No hospital, laboratory, or pharmacy in Pakistan is licensed to repackage the injection, according to DRAP officials. They revealed that the market contains both unregistered and registered injections.
In addition, the officials advised the public and institutions not to use the imported injections until the results of quality checks were obtained.
Today, DRAP and provincial drug authorities conducted a search on the offices of medicine distributors and seized 110 vials, which were then transported to a drug testing laboratory in Lahore.
Ten patients from Multan, one from Bahawalpur, and three from Jhang are currently receiving treatment at Nishtar Hospital, while cases have also been reported in Lahore, Multan, Rahim Yar Khan, Sadiqabad, and Faisalabad.
The police are searching for two individuals named Bilal and Naveed.
In accordance with a notification issued by the interim government of Punjab, eleven drug inspectors have been arrested for selling injections purchased from unlawful, unregistered companies.

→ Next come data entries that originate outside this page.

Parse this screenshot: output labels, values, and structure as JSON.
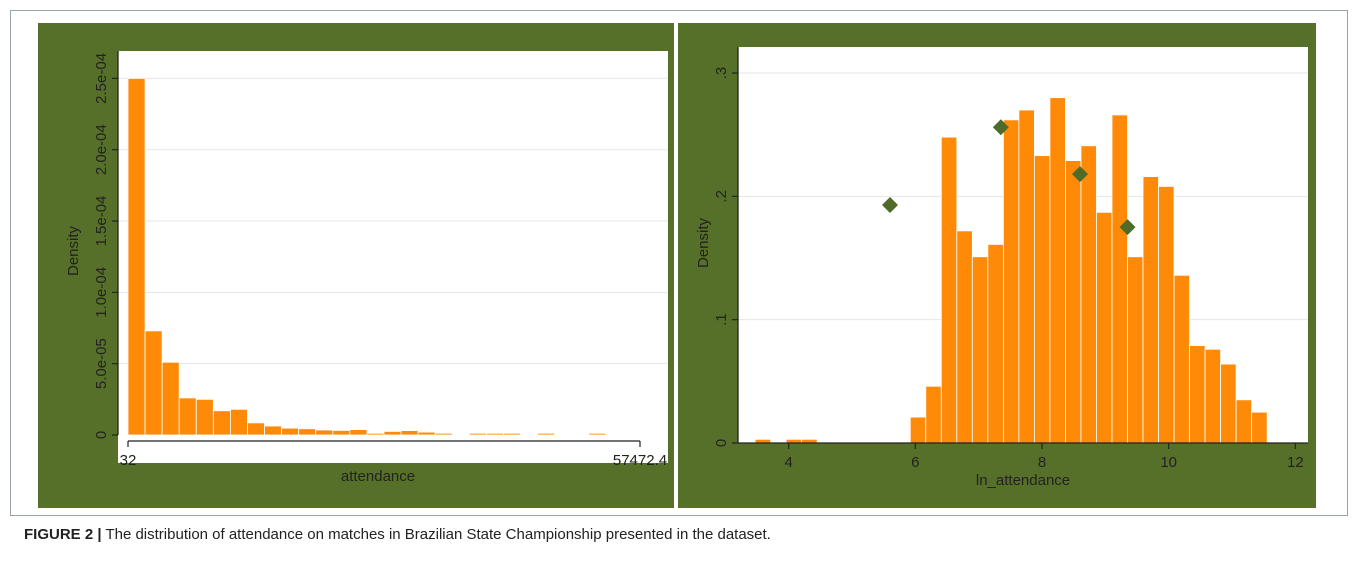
{
  "caption": {
    "label": "FIGURE 2 |",
    "text": " The distribution of attendance on matches in Brazilian State Championship presented in the dataset."
  },
  "colors": {
    "panel_bg": "#567029",
    "bar_fill": "#ff8a07",
    "bar_stroke": "#ffffff",
    "marker": "#4e6b2a",
    "grid": "#e6e6e6",
    "axis": "#222222"
  },
  "chart_data": [
    {
      "type": "bar",
      "title": "",
      "xlabel": "attendance",
      "ylabel": "Density",
      "x_tick_labels": [
        "32",
        "57472.4"
      ],
      "y_tick_labels": [
        "0",
        "5.0e-05",
        "1.0e-04",
        "1.5e-04",
        "2.0e-04",
        "2.5e-04"
      ],
      "y_ticks": [
        0,
        5e-05,
        0.0001,
        0.00015,
        0.0002,
        0.00025
      ],
      "xlim": [
        32,
        57472.4
      ],
      "ylim": [
        0,
        0.000265
      ],
      "grid": true,
      "bin_width": 1914.68,
      "values": [
        0.00025,
        7.3e-05,
        5.1e-05,
        2.6e-05,
        2.5e-05,
        1.7e-05,
        1.8e-05,
        8.5e-06,
        6.3e-06,
        4.8e-06,
        4.4e-06,
        3.5e-06,
        3.2e-06,
        3.8e-06,
        1.2e-06,
        2.5e-06,
        3.1e-06,
        2e-06,
        1.2e-06,
        5e-07,
        1.2e-06,
        1.2e-06,
        1.2e-06,
        5e-07,
        1.2e-06,
        5e-07,
        5e-07,
        1.2e-06,
        5e-07,
        3e-07
      ]
    },
    {
      "type": "bar",
      "title": "",
      "xlabel": "ln_attendance",
      "ylabel": "Density",
      "x_tick_labels": [
        "4",
        "6",
        "8",
        "10",
        "12"
      ],
      "x_ticks": [
        4,
        6,
        8,
        10,
        12
      ],
      "y_tick_labels": [
        "0",
        ".1",
        ".2",
        ".3"
      ],
      "y_ticks": [
        0,
        0.1,
        0.2,
        0.3
      ],
      "xlim": [
        3.2,
        12.2
      ],
      "ylim": [
        0,
        0.3
      ],
      "grid": true,
      "bin_width": 0.245,
      "bins_start": 3.47,
      "values": [
        0.003,
        0,
        0.003,
        0.003,
        0,
        0,
        0,
        0,
        0,
        0,
        0.021,
        0.046,
        0.248,
        0.172,
        0.151,
        0.161,
        0.262,
        0.27,
        0.233,
        0.28,
        0.229,
        0.241,
        0.187,
        0.266,
        0.151,
        0.216,
        0.208,
        0.136,
        0.079,
        0.076,
        0.064,
        0.035,
        0.025
      ],
      "markers": [
        {
          "x": 5.6,
          "y": 0.193
        },
        {
          "x": 7.35,
          "y": 0.256
        },
        {
          "x": 8.6,
          "y": 0.218
        },
        {
          "x": 9.35,
          "y": 0.175
        }
      ]
    }
  ]
}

The notification stated that three drug inspectors from Lahore, two from Bahawalpur and Rahim Yar Khan, and one from Jhang, Sadiqabad, Kasur, Bahawalnagar, and Khanewal were suspended.
A day earlier, the Punjab government prohibited the sale and use of Avastin for ophthalmology-related treatments for two weeks.
Mohsin Naqvi, the caretaker chief minister of Punjab, also announced free medical treatment for patients who received substandard ocular injections.
In response to a pending investigation, he pledged that drug inspectors responsible for the availability of non-sterile injections would face immediate disciplinary action. The prime minister stated that the government would quickly assemble a powerful investigation team.
The police were ordered to guarantee the arrests of those identified as the perpetrators of the incidents.